Is lxml always faster than BeautifulSoup?

For raw parsing, lxml is consistently faster because it runs on the compiled C libraries libxml2 and libxslt, while BeautifulSoup is pure Python. The catch is that BeautifulSoup can use lxml as its backend (BeautifulSoup(html, 'lxml')), which closes most of the gap while keeping BeautifulSoup's friendlier API.

Can BeautifulSoup use lxml, and can lxml use BeautifulSoup?

Yes to both. You pass 'lxml' as the parser argument to BeautifulSoup to make it parse with lxml, and lxml provides lxml.html.soupparser to convert or build trees with BeautifulSoup when you need its lenient, encoding-tolerant parsing for very broken HTML.
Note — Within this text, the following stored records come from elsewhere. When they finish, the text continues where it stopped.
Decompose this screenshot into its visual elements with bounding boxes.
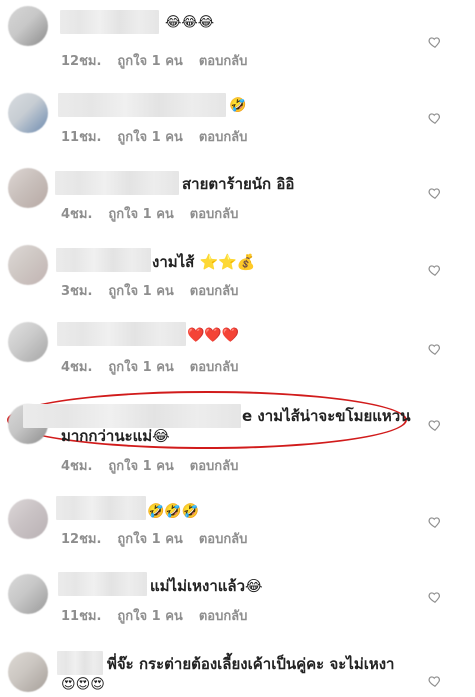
like-count[interactable]: ถูกใจ 1 คน xyxy=(117,605,182,626)
like-count[interactable]: ถูกใจ 1 คน xyxy=(117,50,182,71)
comment-text: งามไส้ ⭐⭐💰 xyxy=(152,253,256,271)
comment-meta: 4ชม. ถูกใจ 1 คน ตอบกลับ xyxy=(61,455,238,476)
comment-time: 11ชม. xyxy=(61,130,102,145)
like-count[interactable]: ถูกใจ 1 คน xyxy=(108,280,173,301)
reply-button[interactable]: ตอบกลับ xyxy=(199,528,248,549)
like-count[interactable]: ถูกใจ 1 คน xyxy=(108,203,173,224)
comment-item: ❤️❤️❤️ 4ชม. ถูกใจ 1 คน ตอบกลับ xyxy=(0,314,475,390)
reply-button[interactable]: ตอบกลับ xyxy=(190,203,239,224)
comment-meta: 11ชม. ถูกใจ 1 คน ตอบกลับ xyxy=(61,126,247,147)
blurred-username[interactable] xyxy=(55,171,179,195)
comment-meta: 12ชม. ถูกใจ 1 คน ตอบกลับ xyxy=(61,528,247,549)
avatar[interactable] xyxy=(8,322,48,362)
avatar[interactable] xyxy=(8,499,48,539)
blurred-username[interactable] xyxy=(56,248,151,272)
comment-item: งามไส้ ⭐⭐💰 3ชม. ถูกใจ 1 คน ตอบกลับ xyxy=(0,237,475,312)
reply-button[interactable]: ตอบกลับ xyxy=(199,50,248,71)
heart-outline-icon[interactable] xyxy=(428,674,442,688)
comment-item: 😂😂😂 12ชม. ถูกใจ 1 คน ตอบกลับ xyxy=(0,0,475,76)
like-count[interactable]: ถูกใจ 1 คน xyxy=(117,528,182,549)
comment-item: สายตาร้ายนัก อิอิ 4ชม. ถูกใจ 1 คน ตอบกลั… xyxy=(0,158,475,232)
comment-text: e งามไส้น่าจะขโมยแหวน xyxy=(242,407,411,425)
avatar[interactable] xyxy=(8,6,48,46)
comment-text: 🤣🤣🤣 xyxy=(147,503,200,520)
comment-text-continuation: มากกว่านะแม่😂 xyxy=(61,427,170,445)
comment-meta: 12ชม. ถูกใจ 1 คน ตอบกลับ xyxy=(61,50,247,71)
blurred-username[interactable] xyxy=(58,572,147,596)
comment-item: แม่ไม่เหงาแล้ว😂 11ชม. ถูกใจ 1 คน ตอบกลับ xyxy=(0,566,475,641)
avatar[interactable] xyxy=(8,168,48,208)
comment-item: 🤣 11ชม. ถูกใจ 1 คน ตอบกลับ xyxy=(0,84,475,154)
blurred-username[interactable] xyxy=(57,322,186,346)
comment-text: พี่จ๊ะ กระต่ายต้องเลี้ยงเค้าเป็นคู่คะ จะ… xyxy=(107,655,395,673)
blurred-username[interactable] xyxy=(60,10,159,34)
comment-text: 🤣 xyxy=(229,97,247,114)
comment-time: 12ชม. xyxy=(61,54,102,69)
comment-meta: 4ชม. ถูกใจ 1 คน ตอบกลับ xyxy=(61,203,238,224)
comment-time: 4ชม. xyxy=(61,459,93,474)
avatar[interactable] xyxy=(8,574,48,614)
avatar[interactable] xyxy=(8,652,48,692)
heart-outline-icon[interactable] xyxy=(428,263,442,277)
comment-meta: 3ชม. ถูกใจ 1 คน ตอบกลับ xyxy=(61,280,238,301)
comment-text: แม่ไม่เหงาแล้ว😂 xyxy=(150,577,263,595)
heart-outline-icon[interactable] xyxy=(428,111,442,125)
reply-button[interactable]: ตอบกลับ xyxy=(190,280,239,301)
comment-time: 11ชม. xyxy=(61,609,102,624)
comment-text: สายตาร้ายนัก อิอิ xyxy=(182,175,295,193)
blurred-username[interactable] xyxy=(56,496,146,520)
reply-button[interactable]: ตอบกลับ xyxy=(199,605,248,626)
comment-time: 3ชม. xyxy=(61,284,93,299)
comment-item: พี่จ๊ะ กระต่ายต้องเลี้ยงเค้าเป็นคู่คะ จะ… xyxy=(0,647,475,697)
heart-outline-icon[interactable] xyxy=(428,342,442,356)
comment-time: 12ชม. xyxy=(61,532,102,547)
heart-outline-icon[interactable] xyxy=(428,186,442,200)
heart-outline-icon[interactable] xyxy=(428,590,442,604)
comment-time: 4ชม. xyxy=(61,360,93,375)
reply-button[interactable]: ตอบกลับ xyxy=(199,126,248,147)
comment-text: ❤️❤️❤️ xyxy=(187,327,240,344)
heart-outline-icon[interactable] xyxy=(428,515,442,529)
comment-text-continuation: 😍😍😍 xyxy=(61,676,105,693)
comment-text: 😂😂😂 xyxy=(165,14,215,31)
comment-meta: 4ชม. ถูกใจ 1 คน ตอบกลับ xyxy=(61,356,238,377)
comment-item: 🤣🤣🤣 12ชม. ถูกใจ 1 คน ตอบกลับ xyxy=(0,491,475,557)
like-count[interactable]: ถูกใจ 1 คน xyxy=(108,455,173,476)
blurred-username[interactable] xyxy=(57,651,103,675)
comment-meta: 11ชม. ถูกใจ 1 คน ตอบกลับ xyxy=(61,605,247,626)
blurred-username[interactable] xyxy=(58,93,226,117)
comment-thread: 😂😂😂 12ชม. ถูกใจ 1 คน ตอบกลับ 🤣 11ชม. ถูก… xyxy=(0,0,475,697)
heart-outline-icon[interactable] xyxy=(428,418,442,432)
comment-time: 4ชม. xyxy=(61,207,93,222)
heart-outline-icon[interactable] xyxy=(428,35,442,49)
like-count[interactable]: ถูกใจ 1 คน xyxy=(117,126,182,147)
avatar[interactable] xyxy=(8,93,48,133)
reply-button[interactable]: ตอบกลับ xyxy=(190,356,239,377)
avatar[interactable] xyxy=(8,245,48,285)
reply-button[interactable]: ตอบกลับ xyxy=(190,455,239,476)
like-count[interactable]: ถูกใจ 1 คน xyxy=(108,356,173,377)
comment-item: e งามไส้น่าจะขโมยแหวน มากกว่านะแม่😂 4ชม.… xyxy=(0,392,475,480)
Does BeautifulSoup support XPath?

No, BeautifulSoup has no native XPath. It offers find/find_all, attribute filters, tree navigation, and CSS selectors through .select(). If you need XPath expressions, use lxml's .xpath() method (which is also what Scrapy's selectors are built on).

Which should I choose for a new project?

For learning, quick scripts, or messy HTML, start with BeautifulSoup for its readability and forgiving parsing. For high-volume parsing, valid XML, or complex XPath queries, choose lxml. A common middle ground is BeautifulSoup with the lxml parser, which gives you speed and a clean API at once.